Negli anni intorno al 1890 il Modernismo aveva tentato di superare il provincialismo della letteratura ispano- americana ed inserire tale letteratura nella tradizione europea. La poesia cilena, anche nel periodo di massimo splendore del Modernismo, espresse sentimenti umanitari. L'atteggiamento "aristocratico" di certi poeti era molto meno evidente in Cile. Ciò è dovuto forse al fatto che molti scrittori, provenendo da strati più bassi della popolazione, si identificavano con i poveri e gli oppressi. Il Cile non solo era il paese in cui le classi più elevate erano le più aristocratiche dell'America Latina, ma era anche l'unico in cui stava emergendo una classe borghese fortemente turbata dalla povertà della massa della popolazione. Fra i poeti di questo periodo, quelli che offrono maggiore interesse sono Magellanes Moure (1878-1924) e Carlos Pezoa Veliz (1879-1908). Quest'ultimo non ebbe grande fama per tutto il tempo che visse e la sua interessante raccolta di poesie intitolata Alma Cilena (anima cilena) fu pubblicata postuma nel 1912. Dall'opera emerge la figura di un uomo dedito alla meditazione, il cui dolore della povertà e della miseria che lo circondavano non si concretò in una cruda poesia di protesta sociale, ma si espresse con una atmosfera di tristezza suggerita dall'ambiente e dal paesaggio. Dai modernisti Pezoa Veliz aveva evidentemente derivato l'insegnamento che la poesia non è più tale quando si risolve in un dichiarato didatticismo e che al lettore deve essere concesso di sentire slanci di pietà, di indignazione, o di malinconia per mezzo della associazioni d'idee suggerite dal linguaggio e dalla struttura della poesia. El perro vagabondo (il cane vagabondo) La pena de azotes (la punizione delle frustate) e Nada (niente), intendono essere poesie di protesta sociale anche se tale protesta è espressa in maniera indiretta. Ma tra le sue poesie più riuscite sono quelle in cui è descritto il desolato paesaggio cileno.
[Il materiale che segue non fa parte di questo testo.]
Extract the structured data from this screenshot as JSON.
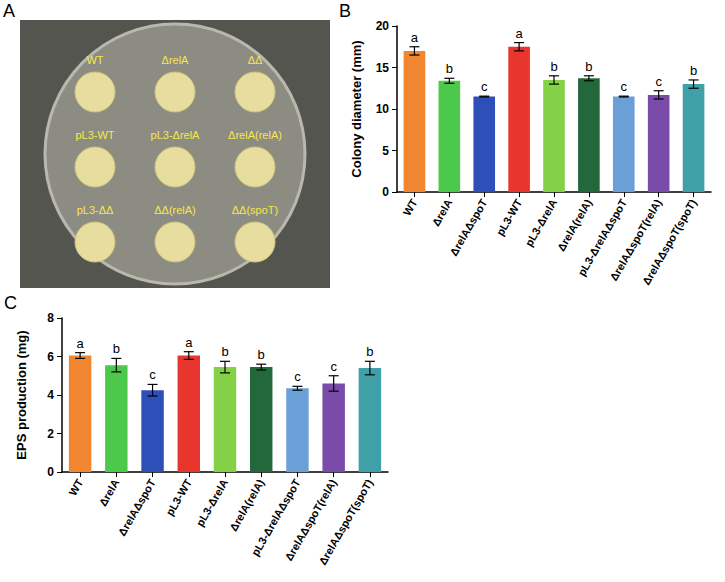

Il modernismo rinnova la poesia lirica, che fiorisce mirabilmente e conta nel nostro secolo poeti di alto rilievo quali P. de Rokha, V. Huidobro (1893-1948), fondatore del "creazionismo", C. Pezoa Véliz, M. Magallanes Moure, S. Lillo, C. Mondaca, M. Jara, H. Díaz Casanueva, J. Valle, J. Barrenechea, N. Parra, M. Arteche, E. Lihn, A. Uribe e numerosi altri. Importanti anche gli sviluppi della prosa narrativa, grazie a P. Prado (1886-1952), B. Lillo (1867-1923), F. Gana, A. d'Halmar, M. Latorre, E. Barrios, J. Edwards Bello, J. Prieto, e ai più giovani M. Rojas, C. Giaconi, C. Huneeus, J. Edwards e J. Donoso (n. 1925), forse il più originale fra tutti. Povero resta invece il panorama del teatro, nonostante i tentativi di qualcuno dei poeti citati (Moncada, Jara), di A. Acevedo Hernández, A. Moock (1894-1942), autore di quasi 400 opere, E. Orrego Vicuña, A. Flores e pochi altri.